そのため、全てのチャネルを横断的に管理することができる顧客管理システムは、シースレス化をするためには必要不可欠なツールになります。また、顧客管理システムでデータを蓄積していくことでより詳細な分析が可能となり、各ユーザーに最適なマーケティング施策が可能となるでしょう。

オムニチャネルを実現した事例

ここまで、オムニチャネルを実現したときのメリットや、実現させるために必要なポイントについて説明してきました。

具体的な成功のイメージをより掴みやすくするために、ここでは実際にオムニチャネルを実現させた事例をご紹介します。

オムニ7

オムニ7(オムニセブン)とは、イトーヨーカ堂やセブンイレブンを運営する「セブン&アイホールディングス」が2015年にオープンした総合通販サイトです。

オムニ7で利用できるサービスは、セブンネットやイトーヨーカ堂のネットスーパーを中心に、西武やそごうのe.デパート、赤ちゃん本舗のネット通販など、グループの垣根を超えた幅広いジャンルが揃えられています。
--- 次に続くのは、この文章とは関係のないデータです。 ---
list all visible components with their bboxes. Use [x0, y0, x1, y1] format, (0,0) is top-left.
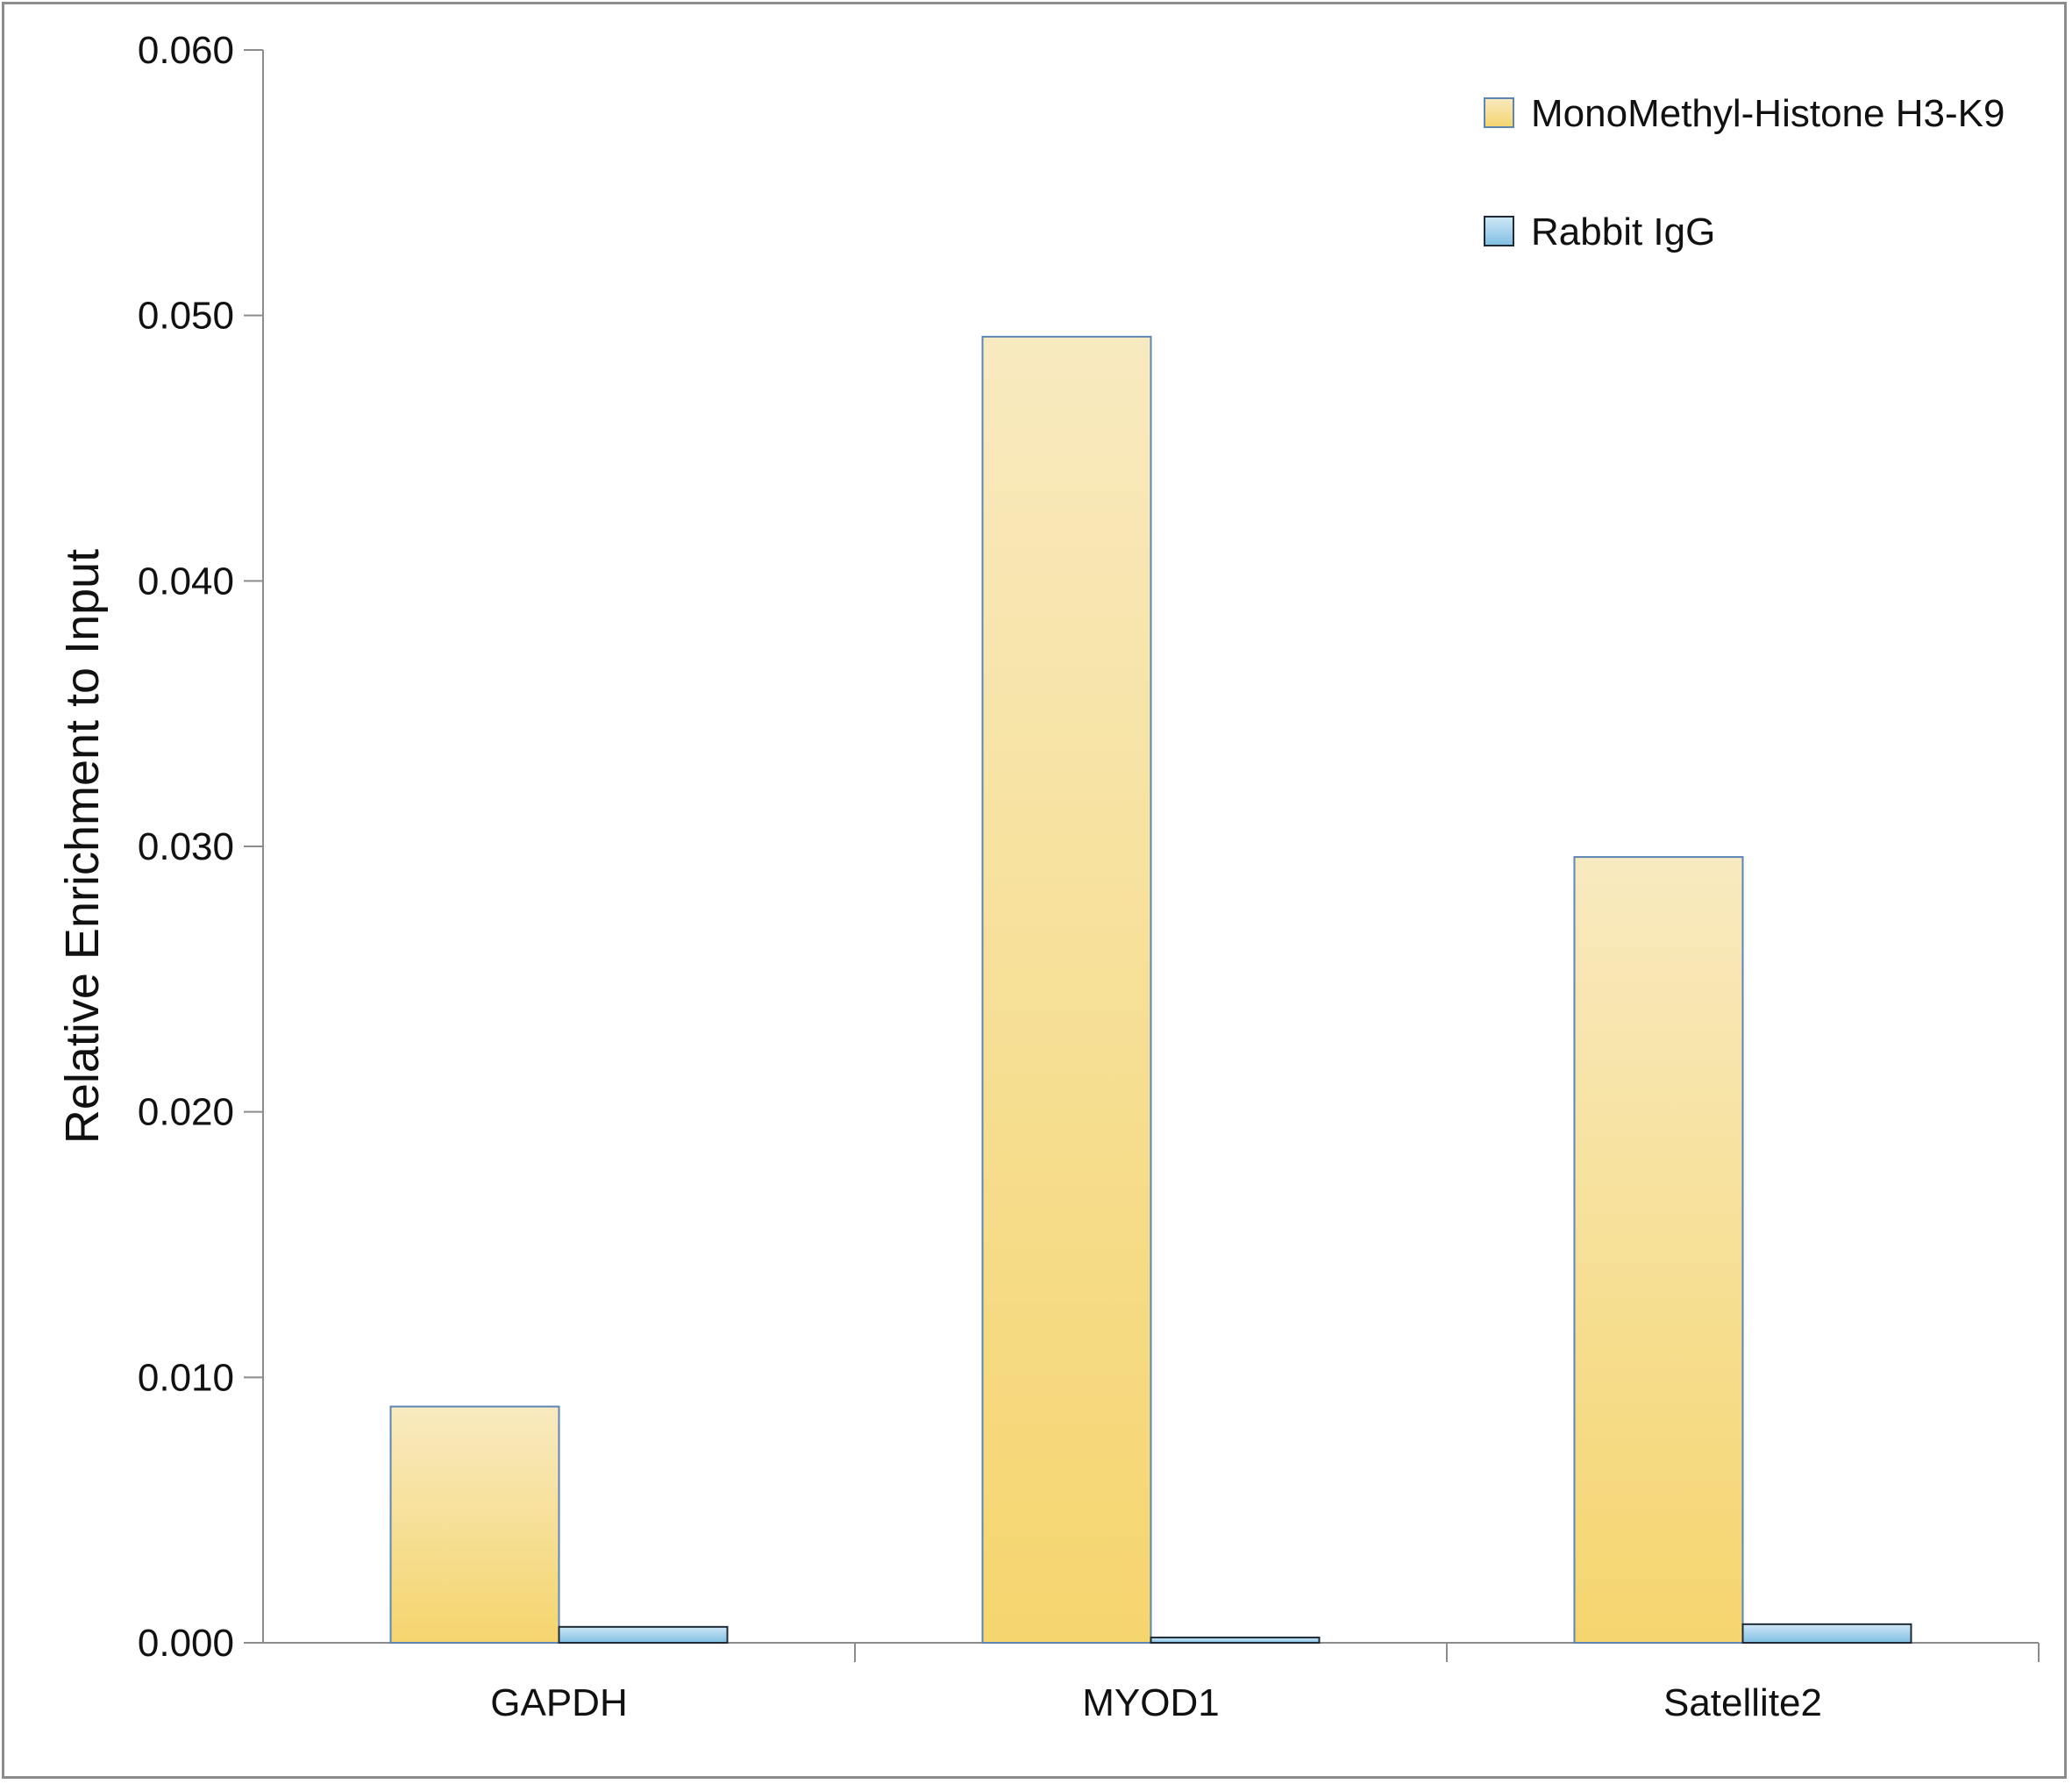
bar-satellite2-series-1 — [1741, 1623, 1912, 1645]
legend-swatch — [1484, 97, 1514, 128]
y-axis-title: Relative Enrichment to Input — [56, 549, 109, 1144]
x-category-label: GAPDH — [490, 1681, 627, 1724]
x-category-label: MYOD1 — [1082, 1681, 1219, 1724]
legend: MonoMethyl-Histone H3-K9 Rabbit IgG — [1484, 92, 2004, 253]
y-tick-label: 0.040 — [138, 560, 234, 603]
bar-myod1-series-0 — [981, 335, 1152, 1644]
y-tick-label: 0.030 — [138, 825, 234, 868]
bar-myod1-series-1 — [1150, 1636, 1321, 1644]
x-category-label: Satellite2 — [1663, 1681, 1822, 1724]
legend-label: MonoMethyl-Histone H3-K9 — [1531, 92, 2004, 135]
y-tick-label: 0.060 — [138, 29, 234, 72]
y-tick-label: 0.050 — [138, 295, 234, 338]
legend-label: Rabbit IgG — [1531, 211, 1715, 253]
bars — [389, 335, 1912, 1645]
axis-labels: 0.000 0.010 0.020 0.030 0.040 0.050 0.060 GAPDH… — [138, 29, 1822, 1724]
bar-gapdh-series-1 — [558, 1625, 729, 1644]
y-tick-label: 0.010 — [138, 1356, 234, 1399]
bar-gapdh-series-0 — [389, 1405, 560, 1645]
y-tick-label: 0.020 — [138, 1091, 234, 1134]
legend-swatch — [1484, 216, 1514, 246]
bar-satellite2-series-0 — [1573, 856, 1744, 1644]
y-tick-label: 0.000 — [138, 1622, 234, 1665]
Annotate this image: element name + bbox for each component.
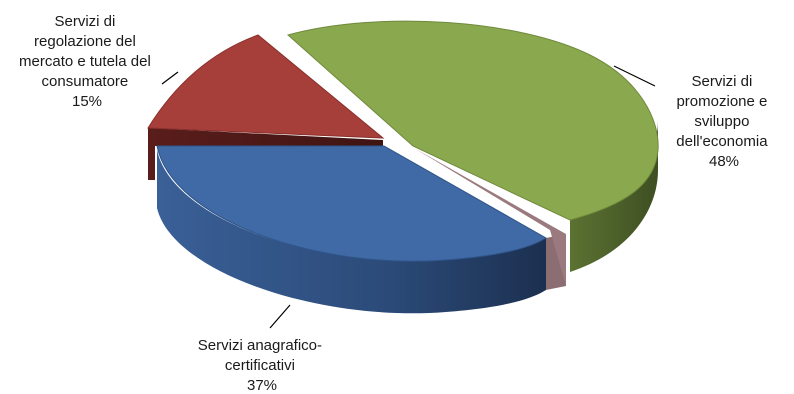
leader-line-regolazione [161,71,179,85]
pie-slice-regolazione [147,34,385,180]
pie-slice-promozione [286,20,659,272]
slice-side-promozione [570,120,658,272]
leader-line-anagrafico [269,304,291,329]
leader-line-promozione [613,65,656,87]
slice-cut-face [414,148,566,286]
slice-top-promozione [286,20,659,221]
label-anagrafico: Servizi anagrafico- certificativi 37% [198,337,326,394]
label-promozione: Servizi di promozione e sviluppo dell'ec… [676,73,771,170]
label-regolazione: Servizi di regolazione del mercato e tut… [19,13,155,110]
slice-side-regolazione [148,128,383,180]
slice-side-anagrafico [157,150,546,314]
slice-top-anagrafico [156,145,547,262]
slice-top-regolazione [147,34,385,139]
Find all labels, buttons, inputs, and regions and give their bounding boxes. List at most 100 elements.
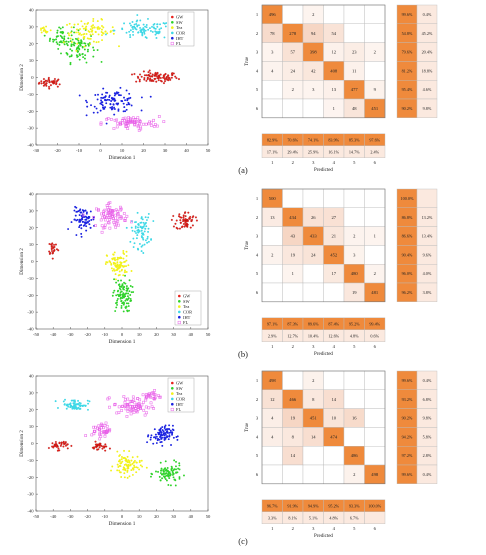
scatter-point	[134, 226, 137, 229]
scatter-point	[111, 213, 114, 217]
scatter-point	[105, 99, 107, 102]
row-percent-value: 54.8%	[402, 31, 413, 36]
scatter-point	[113, 108, 116, 110]
scatter-point	[125, 415, 129, 418]
scatter-point	[177, 467, 180, 470]
scatter-point	[86, 399, 89, 402]
scatter-point	[105, 214, 109, 218]
scatter-point	[136, 24, 139, 27]
scatter-point	[142, 252, 145, 254]
matrix-cell-value: 43	[290, 234, 295, 239]
scatter-point	[126, 295, 129, 298]
matrix-cell-value: 78	[270, 31, 275, 36]
scatter-point	[52, 38, 54, 41]
scatter-point	[82, 56, 85, 59]
scatter-point	[70, 444, 73, 447]
scatter-point	[144, 122, 148, 126]
scatter-point	[117, 405, 121, 409]
matrix-cell	[343, 207, 365, 227]
scatter-point	[104, 430, 108, 434]
matrix-cell-value: 27	[331, 215, 336, 220]
scatter-point	[156, 77, 159, 80]
scatter-point	[112, 29, 115, 32]
scatter-point	[103, 226, 107, 230]
scatter-point	[137, 128, 141, 132]
scatter-point	[123, 449, 125, 452]
x-tick-label: -50	[33, 514, 40, 519]
col-label: 3	[312, 344, 315, 349]
scatter-point	[143, 413, 147, 417]
row-label: 1	[256, 196, 259, 201]
scatter-point	[113, 99, 116, 102]
scatter-point	[68, 403, 71, 406]
scatter-point	[118, 455, 121, 457]
matrix-cell	[302, 98, 324, 118]
x-tick-label: -30	[67, 332, 74, 337]
scatter-point	[84, 215, 87, 218]
scatter-point	[89, 210, 92, 213]
scatter-point	[108, 201, 112, 204]
scatter-point	[178, 215, 180, 218]
scatter-point	[92, 55, 95, 58]
scatter-point	[171, 428, 174, 431]
scatter-point	[114, 92, 117, 95]
scatter-point	[73, 404, 75, 407]
scatter-point	[121, 100, 124, 102]
scatter-point	[178, 477, 181, 480]
scatter-point	[127, 459, 130, 462]
scatter-point	[165, 468, 168, 471]
scatter-point	[170, 465, 173, 468]
scatter-point	[179, 219, 182, 222]
scatter-point	[54, 441, 57, 443]
legend-marker	[177, 320, 181, 325]
scatter-point	[146, 77, 149, 80]
scatter-point	[118, 270, 121, 273]
scatter-point	[123, 265, 126, 268]
scatter-point	[51, 442, 54, 445]
scatter-point	[95, 107, 98, 110]
scatter-point	[61, 26, 64, 29]
scatter-point	[92, 429, 96, 433]
scatter-point	[73, 407, 76, 410]
scatter-point	[81, 404, 84, 407]
col-percent-value: 83.9%	[328, 137, 339, 142]
scatter-point	[150, 472, 153, 475]
scatter-point	[65, 52, 68, 54]
y-axis-label: Dimension 2	[19, 430, 25, 457]
scatter-point	[135, 232, 137, 234]
col-error-value: 8.1%	[288, 515, 297, 520]
row-percent-value: 99.6%	[402, 12, 413, 17]
scatter-point	[94, 224, 97, 227]
scatter-point	[128, 92, 131, 95]
scatter-point	[116, 265, 119, 268]
scatter-point	[140, 459, 143, 462]
scatter-point	[132, 30, 134, 33]
scatter-point	[74, 214, 77, 217]
legend-label: SW	[176, 386, 183, 391]
scatter-point	[89, 43, 92, 46]
scatter-point	[63, 38, 66, 41]
scatter-point	[128, 279, 131, 282]
scatter-point	[78, 220, 81, 223]
legend-marker	[171, 387, 174, 390]
scatter-point	[98, 437, 102, 441]
scatter-point	[131, 116, 135, 120]
row-error-value: 9.8%	[423, 416, 432, 421]
scatter-point	[54, 243, 57, 246]
scatter-point	[152, 442, 155, 445]
scatter-point	[128, 290, 131, 293]
scatter-point	[81, 25, 84, 28]
scatter-point	[69, 61, 72, 64]
scatter-point	[112, 220, 116, 224]
scatter-point	[64, 444, 67, 447]
scatter-point	[176, 438, 179, 441]
x-tick-label: -50	[33, 332, 40, 337]
scatter-point	[187, 211, 190, 214]
scatter-point	[125, 298, 128, 301]
scatter-point	[177, 78, 180, 81]
scatter-point	[111, 258, 114, 261]
scatter-point	[96, 98, 99, 101]
scatter-point	[120, 476, 123, 478]
scatter-point	[160, 469, 163, 472]
scatter-point	[189, 226, 192, 229]
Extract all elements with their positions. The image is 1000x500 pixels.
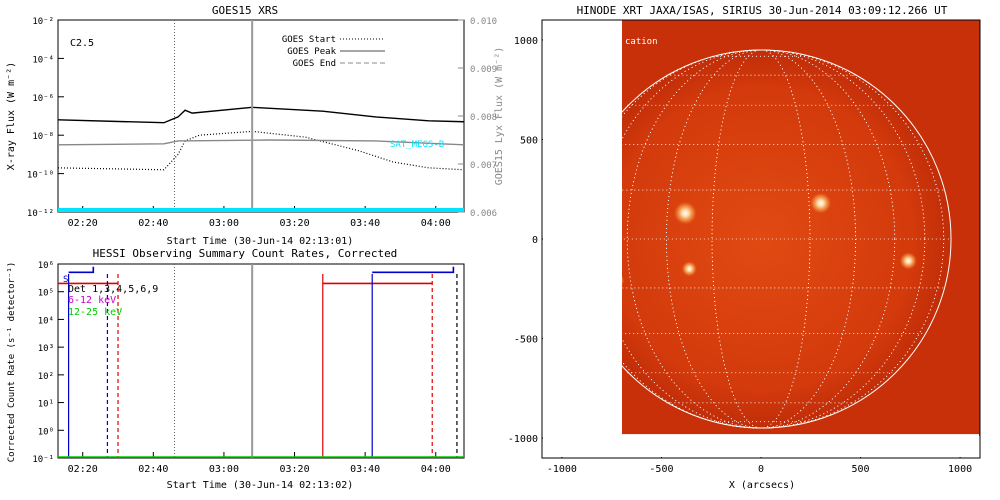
goes-y-axis: 10⁻¹² 10⁻¹⁰ 10⁻⁸ 10⁻⁶ 10⁻⁴ 10⁻²: [27, 17, 64, 219]
hessi-x-tick-label: 03:40: [350, 464, 380, 475]
goes-x-tick-label: 03:20: [279, 218, 309, 229]
hessi-series-group: [58, 264, 464, 458]
xrt-y-tick-label: -1000: [508, 434, 538, 445]
goes-annotation: SAT_MEGS-B: [390, 140, 444, 150]
goes-x-tick-label: 02:40: [138, 218, 168, 229]
goes-baseline-band: [58, 208, 464, 212]
hessi-y-tick-label: 10¹: [38, 400, 54, 410]
xrt-x-tick-label: 1000: [948, 464, 972, 475]
bright-region-4: [622, 275, 625, 287]
goes-legend: GOES Start GOES Peak GOES End: [282, 35, 385, 69]
goes-y-tick-label-right: 0.008: [470, 113, 497, 123]
hessi-y-tick-label: 10⁴: [38, 316, 54, 326]
goes-x-tick-label: 03:40: [350, 218, 380, 229]
grid-longitude: [711, 49, 811, 429]
goes-x-tick-label: 03:00: [209, 218, 239, 229]
goes-y-tick-label: 10⁻⁴: [32, 55, 54, 65]
xrt-y-axis: -1000 -500 0 500 1000: [508, 21, 979, 457]
xrt-image: cation: [622, 20, 980, 436]
xrt-x-label: X (arcsecs): [729, 480, 795, 491]
goes-series-group: [57, 20, 465, 212]
hessi-x-tick-label: 03:00: [209, 464, 239, 475]
hessi-title: HESSI Observing Summary Count Rates, Cor…: [93, 247, 398, 260]
hessi-legend: Det 1,3,4,5,6,9 6-12 keV 12-25 keV: [68, 284, 158, 318]
xrt-x-tick-label: 500: [852, 464, 870, 475]
hessi-x-tick-label: 02:20: [68, 464, 98, 475]
xrt-x-tick-label: 0: [758, 464, 764, 475]
hessi-x-tick-label: 02:40: [138, 464, 168, 475]
flare-class-label: C2.5: [70, 38, 94, 49]
bright-regions: [622, 192, 918, 287]
legend-goes-peak: GOES Peak: [287, 47, 336, 57]
hessi-y-tick-label: 10⁻¹: [32, 455, 54, 465]
hessi-panel: HESSI Observing Summary Count Rates, Cor…: [7, 247, 465, 491]
goes-series-line-1: [57, 130, 465, 171]
goes-y-tick-label: 10⁻⁶: [32, 94, 54, 104]
legend-12-25-kev: 12-25 keV: [68, 307, 122, 318]
goes-y-tick-label: 10⁻¹²: [27, 209, 54, 219]
legend-6-12-kev: 6-12 keV: [68, 295, 116, 306]
solar-limb: [622, 49, 952, 429]
goes-y-label-right: GOES15 Lyx Flux (W m⁻²): [494, 47, 505, 185]
goes-x-tick-label: 04:00: [421, 218, 451, 229]
goes-y-tick-label: 10⁻²: [32, 17, 54, 27]
xrt-no-data-region: [543, 21, 622, 457]
bright-region-3: [681, 260, 698, 277]
goes-title: GOES15 XRS: [212, 4, 278, 17]
xrt-y-tick-label: 0: [532, 235, 538, 246]
hessi-x-axis: 02:20 02:40 03:00 03:20 03:40 04:00: [68, 452, 451, 475]
goes-series-line-0: [57, 106, 465, 124]
goes-y-tick-label: 10⁻¹⁰: [27, 171, 54, 181]
legend-goes-end: GOES End: [293, 59, 336, 69]
hessi-y-tick-label: 10⁶: [38, 261, 54, 271]
hessi-y-axis: 10⁻¹ 10⁰ 10¹ 10² 10³ 10⁴ 10⁵ 10⁶: [32, 261, 64, 465]
goes-y-tick-label-right: 0.007: [470, 161, 497, 171]
xrt-title: HINODE XRT JAXA/ISAS, SIRIUS 30-Jun-2014…: [577, 4, 948, 17]
goes-panel: GOES15 XRS 02:20 02:40 03:00 03:20 03:40 04:0…: [6, 4, 505, 247]
hessi-y-tick-label: 10²: [38, 372, 54, 382]
bright-region-1: [809, 192, 832, 215]
hessi-y-label: Corrected Count Rate (s⁻¹ detector⁻¹): [7, 262, 17, 462]
xrt-panel: HINODE XRT JAXA/ISAS, SIRIUS 30-Jun-2014…: [508, 4, 981, 491]
xrt-no-data-bottom: [621, 434, 979, 457]
goes-x-label: Start Time (30-Jun-14 02:13:01): [167, 236, 354, 247]
xrt-y-tick-label: -500: [514, 335, 538, 346]
bright-region-0: [673, 201, 698, 226]
hessi-s-marker: S: [63, 275, 68, 285]
hessi-plot-frame: [57, 263, 465, 459]
legend-detectors: Det 1,3,4,5,6,9: [68, 284, 158, 295]
hessi-x-tick-label: 04:00: [421, 464, 451, 475]
goes-plot-frame: [57, 19, 465, 213]
solar-disk: [622, 50, 951, 428]
hessi-y-tick-label: 10⁰: [38, 427, 54, 437]
hessi-y-tick-label: 10⁵: [38, 289, 54, 299]
hessi-att-segment-2: [372, 266, 455, 274]
goes-y-tick-label-right: 0.009: [470, 65, 497, 75]
xrt-y-tick-label: 500: [520, 135, 538, 146]
goes-y-label: X-ray Flux (W m⁻²): [6, 62, 17, 170]
goes-y-tick-label: 10⁻⁸: [32, 132, 54, 142]
xrt-x-tick-label: -500: [649, 464, 673, 475]
goes-y-tick-label-right: 0.010: [470, 17, 497, 27]
hessi-x-label: Start Time (30-Jun-14 02:13:02): [167, 480, 354, 491]
xrt-overlay-text: cation: [625, 37, 658, 47]
hessi-att-segment-1: [68, 266, 95, 274]
goes-x-tick-label: 02:20: [68, 218, 98, 229]
grid-longitude: [626, 49, 896, 429]
grid-longitude: [622, 49, 945, 429]
xrt-x-tick-label: -1000: [547, 464, 577, 475]
hessi-y-tick-label: 10³: [38, 344, 54, 354]
xrt-y-tick-label: 1000: [514, 36, 538, 47]
goes-series-line-2: [57, 139, 465, 146]
bright-region-2: [899, 251, 918, 270]
hessi-x-tick-label: 03:20: [279, 464, 309, 475]
legend-goes-start: GOES Start: [282, 35, 336, 45]
goes-y-tick-label-right: 0.006: [470, 209, 497, 219]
オムニ7では、自身が欲しい商品を検索するとオムニ7で取り扱っている商品候補一覧が全て表示され、購入した商品は、全国に1万9000店舗以上あるセブンイレブンで受け取りが可能です。仕事で宅配が届く時間に帰宅できない場合でも、コンビニであればいつでも受け取れる、まさにオムニチャネルの強みを活かしたサービスとなっています。

オムニ7では、ITを駆使した物流システムにより梱包と配送の効率化を行ったり、各グループのネットショッピングIDを一元化したりするなど、業務・管理の効率化を図っています。

中でも力を入れているのが、高齢者宅への食事配達時にタブレットを携行し、買い物のお手伝いをするという試みです。ネットに馴染みのない世代に対して、実店舗にない商品でもネットで購入できるという顧客体験をしてもらうことでファンを増やしています。

まとめ

オムニチャネルは、顧客と接点を持つ販売経路を連携させることで、ネットで購入しても店舗で購入しても同じように購入体験ができるようにしたシステムです。

オムニチャネルには、顧客満足度の向上や、店舗におけるショールーミング対策、さらに業務コストの削減などさまざまなメリットがあります。

アメリカで徐々に注目されてきたオムニチャネルは、今後の日本企業におけるマーケティング戦略の中心になると言われており、今後もますます目が離せない取り組みです。